Susan Bennett Tucker
Pottery
I grew up in Georgia and North Carolina, where my first encounters with clay were native clays, which my sisters and I dug from creek banks to make tea sets and small animal sculptures.
My formal ceramics studies began at Georgia State University in Atlanta, where I studied hand building, potter’s wheel, and glaze chemistry, continuing to work with Georgia red clay. In 1977, I completed a BFA degree in Ceramics at Augusta College in Augusta, Georgia, where I worked with porcelain and stoneware clays and fired in gas reduction and salt kilns. In 1980, I completed an MFA degree in Ceramics at the University of North Texas, Denton, working with sculpture, smoke firing, and wood firing kilns.
While teaching ceramics full-time for many years, I continued my own artistic work in clay, cycling back and forth between functional pottery and sculpture. In 2009, I retired from 27 years of teaching ceramics at Plymouth State University in New Hampshire.

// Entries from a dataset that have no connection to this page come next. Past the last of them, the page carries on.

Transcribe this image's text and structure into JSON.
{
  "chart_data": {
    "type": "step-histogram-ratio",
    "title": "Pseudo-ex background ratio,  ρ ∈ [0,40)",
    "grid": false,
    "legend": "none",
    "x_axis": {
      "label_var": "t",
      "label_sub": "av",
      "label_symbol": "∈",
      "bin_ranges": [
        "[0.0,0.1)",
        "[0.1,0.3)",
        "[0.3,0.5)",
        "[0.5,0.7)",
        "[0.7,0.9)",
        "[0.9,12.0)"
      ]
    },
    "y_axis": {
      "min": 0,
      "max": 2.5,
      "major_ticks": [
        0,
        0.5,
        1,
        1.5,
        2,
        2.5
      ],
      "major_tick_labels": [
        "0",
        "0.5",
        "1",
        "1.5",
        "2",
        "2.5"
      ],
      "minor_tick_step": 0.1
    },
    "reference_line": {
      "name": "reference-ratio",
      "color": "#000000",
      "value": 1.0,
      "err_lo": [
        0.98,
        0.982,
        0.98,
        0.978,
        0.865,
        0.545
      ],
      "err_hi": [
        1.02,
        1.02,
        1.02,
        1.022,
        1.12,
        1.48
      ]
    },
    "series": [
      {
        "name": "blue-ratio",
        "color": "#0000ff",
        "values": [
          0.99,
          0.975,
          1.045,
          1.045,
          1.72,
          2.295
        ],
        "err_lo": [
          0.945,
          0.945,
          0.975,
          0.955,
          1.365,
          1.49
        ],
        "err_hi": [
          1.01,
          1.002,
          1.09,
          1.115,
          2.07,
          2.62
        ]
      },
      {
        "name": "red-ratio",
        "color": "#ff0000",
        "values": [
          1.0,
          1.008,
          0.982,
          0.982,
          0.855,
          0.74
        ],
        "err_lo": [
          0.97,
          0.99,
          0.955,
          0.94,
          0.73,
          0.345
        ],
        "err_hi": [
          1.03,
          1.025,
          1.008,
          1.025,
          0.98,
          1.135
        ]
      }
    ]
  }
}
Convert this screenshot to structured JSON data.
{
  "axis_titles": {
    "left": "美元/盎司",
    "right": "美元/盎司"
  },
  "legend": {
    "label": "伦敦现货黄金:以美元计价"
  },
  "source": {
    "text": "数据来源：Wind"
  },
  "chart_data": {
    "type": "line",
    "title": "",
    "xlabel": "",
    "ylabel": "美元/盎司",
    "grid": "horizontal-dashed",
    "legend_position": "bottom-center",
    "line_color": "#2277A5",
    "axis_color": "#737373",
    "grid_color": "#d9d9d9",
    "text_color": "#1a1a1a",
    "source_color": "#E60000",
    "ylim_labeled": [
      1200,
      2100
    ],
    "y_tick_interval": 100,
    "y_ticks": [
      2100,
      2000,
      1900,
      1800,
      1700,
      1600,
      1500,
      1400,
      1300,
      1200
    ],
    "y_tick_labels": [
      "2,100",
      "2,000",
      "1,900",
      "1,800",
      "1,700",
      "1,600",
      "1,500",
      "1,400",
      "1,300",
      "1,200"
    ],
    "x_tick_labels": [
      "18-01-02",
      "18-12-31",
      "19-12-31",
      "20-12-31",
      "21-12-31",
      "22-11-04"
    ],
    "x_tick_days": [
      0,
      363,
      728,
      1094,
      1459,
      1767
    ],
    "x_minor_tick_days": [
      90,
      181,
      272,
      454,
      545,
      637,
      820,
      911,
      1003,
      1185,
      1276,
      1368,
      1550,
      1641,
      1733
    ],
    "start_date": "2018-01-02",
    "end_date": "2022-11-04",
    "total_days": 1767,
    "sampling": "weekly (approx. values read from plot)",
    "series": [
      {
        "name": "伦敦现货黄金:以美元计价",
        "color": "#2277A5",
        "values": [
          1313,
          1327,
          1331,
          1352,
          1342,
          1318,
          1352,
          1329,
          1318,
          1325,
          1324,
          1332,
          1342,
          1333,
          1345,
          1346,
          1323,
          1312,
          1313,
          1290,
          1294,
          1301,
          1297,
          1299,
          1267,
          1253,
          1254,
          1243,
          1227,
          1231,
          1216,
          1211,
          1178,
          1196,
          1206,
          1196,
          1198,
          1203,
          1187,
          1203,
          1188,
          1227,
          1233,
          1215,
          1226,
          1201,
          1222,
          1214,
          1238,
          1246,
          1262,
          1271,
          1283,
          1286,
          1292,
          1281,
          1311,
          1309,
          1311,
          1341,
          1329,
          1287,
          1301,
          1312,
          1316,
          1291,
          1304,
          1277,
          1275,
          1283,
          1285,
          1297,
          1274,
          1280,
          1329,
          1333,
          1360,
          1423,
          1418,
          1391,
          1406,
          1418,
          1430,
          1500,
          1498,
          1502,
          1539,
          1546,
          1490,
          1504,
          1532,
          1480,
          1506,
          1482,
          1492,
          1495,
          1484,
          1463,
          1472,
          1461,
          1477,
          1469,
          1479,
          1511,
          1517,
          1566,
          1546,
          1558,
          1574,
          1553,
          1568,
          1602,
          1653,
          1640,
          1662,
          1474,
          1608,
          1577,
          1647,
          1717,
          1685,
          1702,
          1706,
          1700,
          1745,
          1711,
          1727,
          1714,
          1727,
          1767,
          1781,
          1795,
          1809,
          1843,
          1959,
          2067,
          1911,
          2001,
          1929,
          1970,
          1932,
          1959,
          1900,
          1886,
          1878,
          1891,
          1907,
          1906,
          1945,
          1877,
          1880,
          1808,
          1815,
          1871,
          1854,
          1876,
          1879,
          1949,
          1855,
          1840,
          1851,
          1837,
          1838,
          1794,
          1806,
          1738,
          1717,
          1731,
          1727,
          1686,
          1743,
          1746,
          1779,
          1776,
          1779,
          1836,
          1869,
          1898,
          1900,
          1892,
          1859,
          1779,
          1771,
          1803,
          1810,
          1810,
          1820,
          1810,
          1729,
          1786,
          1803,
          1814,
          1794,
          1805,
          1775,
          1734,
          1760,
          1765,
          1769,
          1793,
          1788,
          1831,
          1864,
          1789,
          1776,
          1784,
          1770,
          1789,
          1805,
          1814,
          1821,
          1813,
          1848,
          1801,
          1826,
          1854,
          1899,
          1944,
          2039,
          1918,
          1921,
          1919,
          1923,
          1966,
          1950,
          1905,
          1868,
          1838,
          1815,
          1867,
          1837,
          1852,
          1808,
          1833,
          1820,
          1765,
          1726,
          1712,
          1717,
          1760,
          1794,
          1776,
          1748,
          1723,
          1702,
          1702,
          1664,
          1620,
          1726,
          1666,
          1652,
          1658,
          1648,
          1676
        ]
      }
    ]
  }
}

My studio at home, built in 2009, accommodates my expanded pursuit of the functional forms of pottery in stoneware and porcelain. I make my own glazes and fire the glazed work in a gas-fired kiln. What continues to attract me to functional pottery is that it is made by hands, and it is made to be touched and used by human hands. I enjoy that the forms are “purposeful” and I want them to be inviting to handle and successful and satisfying to use. While the forms need to be strong to be functional, I want them to have an original spirit, with glaze and textural elements adding color and visual interest.